De keuze van de interventies is belangrijk. Ze moeten niet alleen passen bij de cliënt, maar ook effectief zijn. Gebruik daarom interventies uit landelijke richtlijnen en standaarden of interventies die zich bewezen hebben. Bij de verschillende thema’s op dit kennisplein vind je hierover veel informatie. Heeft jouw organisatie een protocol voor het betreffende gezondheidsrisico, gebruik dat dan. En overleg zo nodig met de arts of andere disciplines.
Rapporteren: duidelijk en concreet
Rapportage is een belangrijk onderdeel van het zorgleefplan, ook bij risicosignalering. Heel vaak is observatie over een langere periode nodig om de (oorzaken van de) risico’s voor de cliënt vast te stellen.
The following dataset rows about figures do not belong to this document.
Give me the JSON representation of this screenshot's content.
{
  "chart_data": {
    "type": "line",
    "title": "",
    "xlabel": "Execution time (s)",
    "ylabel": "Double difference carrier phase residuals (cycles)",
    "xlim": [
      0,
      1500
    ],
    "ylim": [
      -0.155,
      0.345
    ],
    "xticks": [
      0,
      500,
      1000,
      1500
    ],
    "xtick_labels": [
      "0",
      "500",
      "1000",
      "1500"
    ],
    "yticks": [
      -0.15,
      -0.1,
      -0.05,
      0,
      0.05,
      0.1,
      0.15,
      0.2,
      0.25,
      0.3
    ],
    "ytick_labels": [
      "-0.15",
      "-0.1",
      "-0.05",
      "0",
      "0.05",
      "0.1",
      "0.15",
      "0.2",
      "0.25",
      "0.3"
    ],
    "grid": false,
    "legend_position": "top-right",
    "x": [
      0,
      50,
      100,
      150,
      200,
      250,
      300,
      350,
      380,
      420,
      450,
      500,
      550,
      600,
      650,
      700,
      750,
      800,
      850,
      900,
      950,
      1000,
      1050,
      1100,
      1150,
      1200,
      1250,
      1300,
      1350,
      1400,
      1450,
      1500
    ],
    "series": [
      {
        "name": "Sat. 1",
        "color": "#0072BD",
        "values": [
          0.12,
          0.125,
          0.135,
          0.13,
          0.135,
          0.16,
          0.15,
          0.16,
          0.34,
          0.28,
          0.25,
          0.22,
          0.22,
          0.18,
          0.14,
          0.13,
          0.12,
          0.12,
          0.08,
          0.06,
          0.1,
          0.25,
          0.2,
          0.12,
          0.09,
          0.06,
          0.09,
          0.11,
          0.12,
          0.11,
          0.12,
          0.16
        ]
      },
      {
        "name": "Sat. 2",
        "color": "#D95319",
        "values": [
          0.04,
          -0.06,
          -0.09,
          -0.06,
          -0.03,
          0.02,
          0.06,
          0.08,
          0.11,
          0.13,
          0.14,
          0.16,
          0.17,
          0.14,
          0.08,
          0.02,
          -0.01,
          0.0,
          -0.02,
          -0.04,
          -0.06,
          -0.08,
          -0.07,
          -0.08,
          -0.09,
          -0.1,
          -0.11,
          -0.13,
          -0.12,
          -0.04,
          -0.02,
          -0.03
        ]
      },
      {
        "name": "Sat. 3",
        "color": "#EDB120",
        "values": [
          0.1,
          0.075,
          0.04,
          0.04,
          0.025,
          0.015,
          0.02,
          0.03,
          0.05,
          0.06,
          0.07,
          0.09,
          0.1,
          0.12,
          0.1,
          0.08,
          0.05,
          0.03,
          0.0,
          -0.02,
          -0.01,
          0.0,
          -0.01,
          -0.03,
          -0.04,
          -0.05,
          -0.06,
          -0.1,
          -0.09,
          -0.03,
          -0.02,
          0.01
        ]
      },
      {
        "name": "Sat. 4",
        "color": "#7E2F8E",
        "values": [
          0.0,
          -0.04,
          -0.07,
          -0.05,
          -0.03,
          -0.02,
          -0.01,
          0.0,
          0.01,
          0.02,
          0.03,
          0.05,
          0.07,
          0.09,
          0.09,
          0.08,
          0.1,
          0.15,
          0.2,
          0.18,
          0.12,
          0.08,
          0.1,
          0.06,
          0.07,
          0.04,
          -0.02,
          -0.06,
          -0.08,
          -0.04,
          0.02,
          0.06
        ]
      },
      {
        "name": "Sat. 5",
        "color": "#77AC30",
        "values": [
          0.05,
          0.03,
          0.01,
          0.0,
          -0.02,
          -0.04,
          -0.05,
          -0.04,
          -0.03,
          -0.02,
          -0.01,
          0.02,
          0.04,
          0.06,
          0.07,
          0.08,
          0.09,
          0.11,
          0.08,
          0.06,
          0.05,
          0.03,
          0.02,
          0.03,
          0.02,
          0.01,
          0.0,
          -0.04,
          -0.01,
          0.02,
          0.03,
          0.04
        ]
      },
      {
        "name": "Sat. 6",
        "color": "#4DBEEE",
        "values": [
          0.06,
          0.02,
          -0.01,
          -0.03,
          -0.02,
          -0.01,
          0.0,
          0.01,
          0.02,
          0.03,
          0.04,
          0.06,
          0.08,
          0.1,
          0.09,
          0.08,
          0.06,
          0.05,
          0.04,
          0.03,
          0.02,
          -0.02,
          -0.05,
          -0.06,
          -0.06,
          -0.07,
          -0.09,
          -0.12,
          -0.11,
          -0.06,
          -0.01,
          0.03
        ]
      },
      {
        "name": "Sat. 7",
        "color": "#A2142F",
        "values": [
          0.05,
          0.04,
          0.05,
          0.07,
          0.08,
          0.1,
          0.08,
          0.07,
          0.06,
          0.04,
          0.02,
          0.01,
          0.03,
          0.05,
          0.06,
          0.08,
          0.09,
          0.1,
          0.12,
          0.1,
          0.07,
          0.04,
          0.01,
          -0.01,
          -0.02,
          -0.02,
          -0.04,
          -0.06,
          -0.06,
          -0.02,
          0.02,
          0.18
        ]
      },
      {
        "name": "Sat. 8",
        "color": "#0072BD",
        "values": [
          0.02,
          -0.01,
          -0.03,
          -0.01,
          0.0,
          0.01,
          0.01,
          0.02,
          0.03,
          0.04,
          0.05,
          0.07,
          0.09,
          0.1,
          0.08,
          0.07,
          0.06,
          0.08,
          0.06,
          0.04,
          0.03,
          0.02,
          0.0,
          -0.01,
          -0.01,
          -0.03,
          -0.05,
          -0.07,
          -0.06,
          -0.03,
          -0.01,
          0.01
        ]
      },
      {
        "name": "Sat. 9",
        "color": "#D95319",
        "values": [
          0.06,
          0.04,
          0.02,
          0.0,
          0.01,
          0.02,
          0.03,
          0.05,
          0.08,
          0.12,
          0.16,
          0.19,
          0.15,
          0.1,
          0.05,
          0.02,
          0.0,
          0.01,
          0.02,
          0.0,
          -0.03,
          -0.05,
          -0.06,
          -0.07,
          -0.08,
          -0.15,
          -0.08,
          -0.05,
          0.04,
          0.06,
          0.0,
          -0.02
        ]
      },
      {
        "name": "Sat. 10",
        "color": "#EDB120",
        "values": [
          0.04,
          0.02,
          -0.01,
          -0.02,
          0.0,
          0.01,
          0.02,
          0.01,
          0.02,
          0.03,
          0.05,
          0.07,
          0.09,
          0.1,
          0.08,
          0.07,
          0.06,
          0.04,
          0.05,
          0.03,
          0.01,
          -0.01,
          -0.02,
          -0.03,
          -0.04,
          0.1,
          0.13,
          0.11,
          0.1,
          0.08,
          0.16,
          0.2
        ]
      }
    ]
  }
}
In die tijd komen er verschillende zorgverleners over de vloer. Allemaal zien ze wat en soms zien ze allemaal wat anders. Als je dit alles samenvoegt, is er veel informatie beschikbaar. Maar dan moet iedereen wel goed haar bevindingen rapporteren, anders blijft het alleen in de hoofden van mensen zitten. Dus spreek in je team af dat je je observaties duidelijk en concreet rapporteert. Niet alleen om de risico’s te inventariseren, maar ook om straks na te gaan of de opvolging resultaat heeft.
Hoe moet je rapporteren?
Rapporteer duidelijk wanneer je wat hebt gezien. V&VN heeft een richtlijn Verpleegkundige en verzorgende verslaglegging (2011, momenteel in revisie) waarin staat vermeld aan welke criteria rapportage aan moet voldoen:
- Zorgvuldig, juist, controleerbaar, systematisch, volledig.
- Bondig: de verslaglegging moet ter zake doende informatie bevatten. Hoofd- en bijzaken moeten onderscheiden worden.
- Eenduidig: de verslaglegging moet waar mogelijk voor de gebruiker bekende begrippen bevatten. Onbekende terminologie, afkortingen, jargon en woorden of zinnen die verschillend geïnterpreteerd kunnen worden, moeten vermeden worden.
- Objectief: als sprake is van een interpretatie van objectieve observaties en gegevens dan moet dat aangegeven worden. Oordelen moeten deugdelijk onderbouwd zijn. In de verslaglegging mag geen persoonlijke vooringenomenheid doorklinken.
- Concreet, bijvoorbeeld door het gedrag van de cliënt te beschrijven.
- Duidelijk: het handschrift moet leesbaar zijn.
- Herleidbaar: genoteerde gegevens moeten voorzien zijn van een naam of een op de persoon herleidbare paraaf of code, van een datum en zo nodig van een tijdsaanduiding.
Spreek ook af wie actie onderneemt n.a.v. de gerapporteerde bevindingen. Meestal zal dit de EVV’er of zorgcoördinator zijn.